La survie immédiate est conditionnée par la persistance des communications (shunts) qui existaient entre les deux circuits avant la naissance : le foramen ovale (entre les oreillettes) et le canal artériel (entre aorte et artère pulmonaire). Elles seules permettront un mélange des sangs désaturé et oxygéné. Or, ces shunts fœtaux sont destinés à se fermer à la naissance, dans un délai non prévisible allant de quelques minutes à 48-72 heures. La TGV est donc une cardiopathie « ducto-dépendante » et surtout « atrio-dépendante » (l'apport en sang oxygéné dans le cœur droit et l'aorte est lié essentiellement à la présence d'une communication entre les oreillettes) et son traitement est une réelle urgence néo-natale.

Les formes associées à une communication inter-ventriculaire (CIV) sont souvent mieux tolérées à la naissance dans la mesure où cette CIV, surtout si elle est large, ne se fermera pas aussi rapidement et permettra un meilleur mélange sanguin, mais au prix d'une insuffisance cardiaque. Historiquement, les seules formes qui pouvaient survivre spontanément quelques mois ou quelques années étaient les TGV associées à une large CIV et à une sténose (rétrécissement) sous-pulmonaire modérée, cette dernière limitant l'importance de l'insuffisance cardiaque.

Devenir des enfants

Les enfants opérés par détransposition des gros vaisseaux mènent habituellement une vie strictement normale en l'absence de tout traitement médical. Seuls les sports de compétition restent déconseillés. Ces enfants doivent cependant faire l'objet d'un suivi médical régulier (annuel le plus souvent) pour surveiller plus particulièrement :

  • l'absence de complication liée à la réimplantation des artères coronaires. Cette surveillance peut passer par la réalisation d'une coronarographie ou, plus souvent maintenant d'une exploration par tomodensitométrie (scanner coronaire).
  • l'absence de complication au niveau des sutures artérielles (sténoses, rares et habituellement précoces) ou des valves aortiques et pulmonaires (une petite fuite sans conséquence est habituelle).

Traitement

Prise en charge du nouveau-né

Idéalement, c'est-à-dire quand le diagnostic a été fait avant la naissance, l'accouchement ne peut se concevoir que dans une maternité disposant d'un service de cardiologie pédiatrique. La prise en charge débute immédiatement après la naissance, en salle de travail ou à proximité immédiate.
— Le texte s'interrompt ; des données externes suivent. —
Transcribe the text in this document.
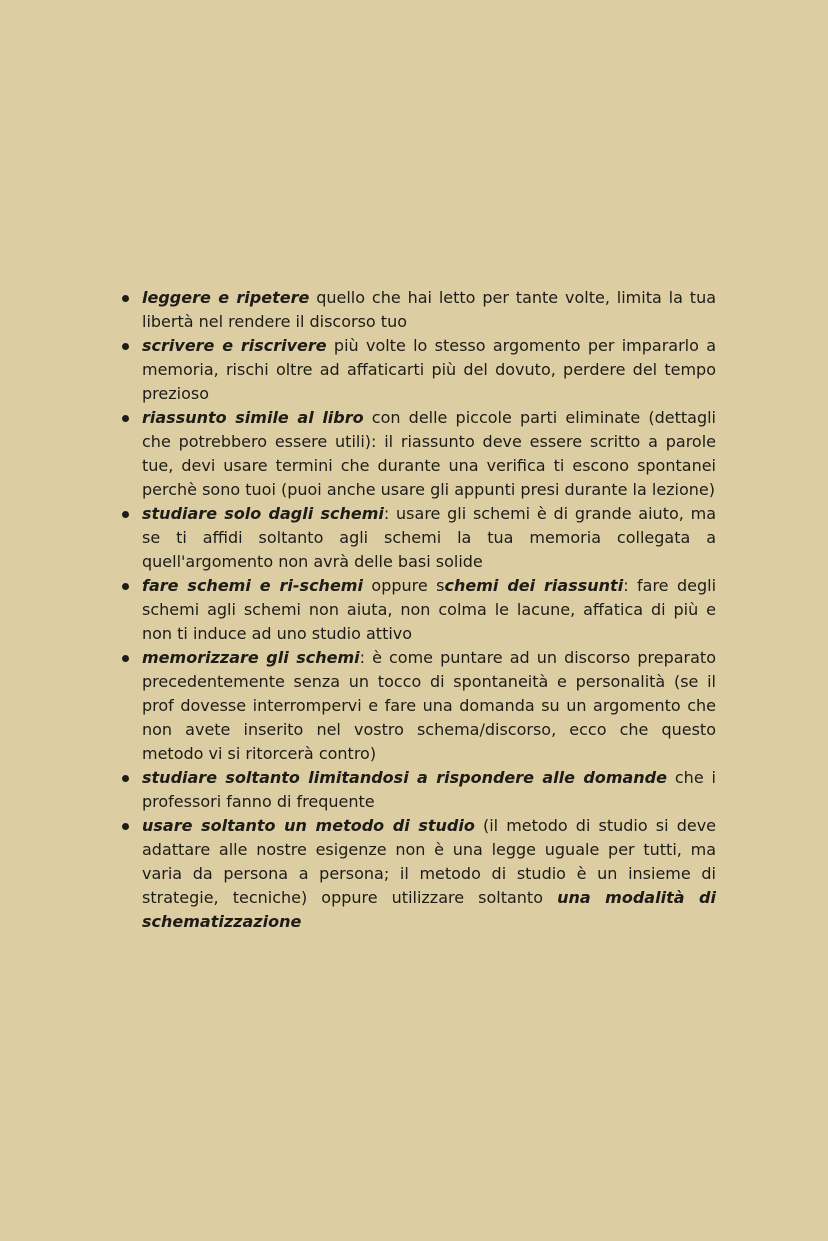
leggere e ripetere quello che hai letto per tante volte, limita la tua libertà nel rendere il discorso tuo
scrivere e riscrivere più volte lo stesso argomento per impararlo a memoria, rischi oltre ad affaticarti più del dovuto, perdere del tempo prezioso
riassunto simile al libro con delle piccole parti eliminate (dettagli che potrebbero essere utili): il riassunto deve essere scritto a parole tue, devi usare termini che durante una verifica ti escono spontanei perchè sono tuoi (puoi anche usare gli appunti presi durante la lezione)
studiare solo dagli schemi: usare gli schemi è di grande aiuto, ma se ti affidi soltanto agli schemi la tua memoria collegata a quell'argomento non avrà delle basi solide
fare schemi e ri-schemi oppure schemi dei riassunti: fare degli schemi agli schemi non aiuta, non colma le lacune, affatica di più e non ti induce ad uno studio attivo
memorizzare gli schemi: è come puntare ad un discorso preparato precedentemente senza un tocco di spontaneità e personalità (se il prof dovesse interrompervi e fare una domanda su un argomento che non avete inserito nel vostro schema/discorso, ecco che questo metodo vi si ritorcerà contro)
studiare soltanto limitandosi a rispondere alle domande che i professori fanno di frequente
usare soltanto un metodo di studio (il metodo di studio si deve adattare alle nostre esigenze non è una legge uguale per tutti, ma varia da persona a persona; il metodo di studio è un insieme di strategie, tecniche) oppure utilizzare soltanto una modalità di schematizzazione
Elle associe le plus souvent :

  • une confirmation du diagnostic par examen échocardiographique. Celui-ci permet également de faire le bilan des anomalies éventuellement associées et des particularités anatomiques et fonctionnelles du foramen ovale et du canal artériel ;
  • la mise en place d'une perfusion de prostaglandine (PGE1), médicament qui inhibe la vasoconstriction du canal artériel et permet de le maintenir ouvert (éventuellement plusieurs jours) ;
  • la réalisation d'une « atrioseptostomie » par la manœuvre de Rashkind (voir plus bas). Celle-ci, pas toujours nécessaire, vise à maintenir le shunt qui existait par le foramen ovale en créant une (large) communication inter-auriculaire "permanente".
  • Lorsque le diagnostic de TGV n'est soupçonné qu'après la naissance, les deux premiers éléments de la prise en charge sont habituellement assurés par le service de néonatalogie le plus proche de la maternité de naissance, puis le nouveau-né est secondairement transféré en milieu cardiopédiatrique spécialisé pour la poursuite du traitement.
  • La « manœuvre de Rashkind » ou atrioseptostomie de Rashkind a été décrite initialement en 1966 par Rahskind. C'est le premier traitement (palliatif) non chirurgical qui ait été proposé pour la TGV. C'est également la première des interventions dites par « cathétérisme interventionnel ». Elle consiste à introduire par la veine fémorale ou la veine ombilicale, une sonde munie d'un ballonnet gonflable à son extrémité. Cette sonde est guidée dans l'oreillette droite puis, à travers le foramen ovale, poussée dans l'oreillette gauche. Le ballonnet est alors gonflé puis, d'un geste sec, la sonde est retirée de quelques centimètres. Le ballon passe ainsi de l'oreillette gauche à l'oreillette droite en déchirant la cloison inter-auriculaire, créant ainsi une communication permanente. Plusieurs passages du ballon peuvent être nécessaires pour créer une communication suffisamment large, l'efficacité de la manœuvre étant jugée instantanément par la mesure de la saturation en oxygène dans le sang artériel (ou capillaire). Cette manœuvre, qui nécessite un cathétérisme se pratiquait à l'origine dans une salle dédiée, munie d'un appareillage radiologique adapté. Actuellement, elle se fait sous simple surveillance échographique et peut être réalisée en salle de travail ou dans l'incubateur du nouveau-né.

Traitement chirurgical

Le traitement définitif de la TGV est chirurgical. Il a considérablement évolué au fil du temps, tant pour le mode de "correction" que pour l'âge auquel celle-ci est pratiquée. Actuellement, il est courant sinon habituel qu'un nouveau-né soit de retour à domicile à 15 jours de vie, "guéri" et sans aucun traitement médical après "détransposition des gros vaisseaux".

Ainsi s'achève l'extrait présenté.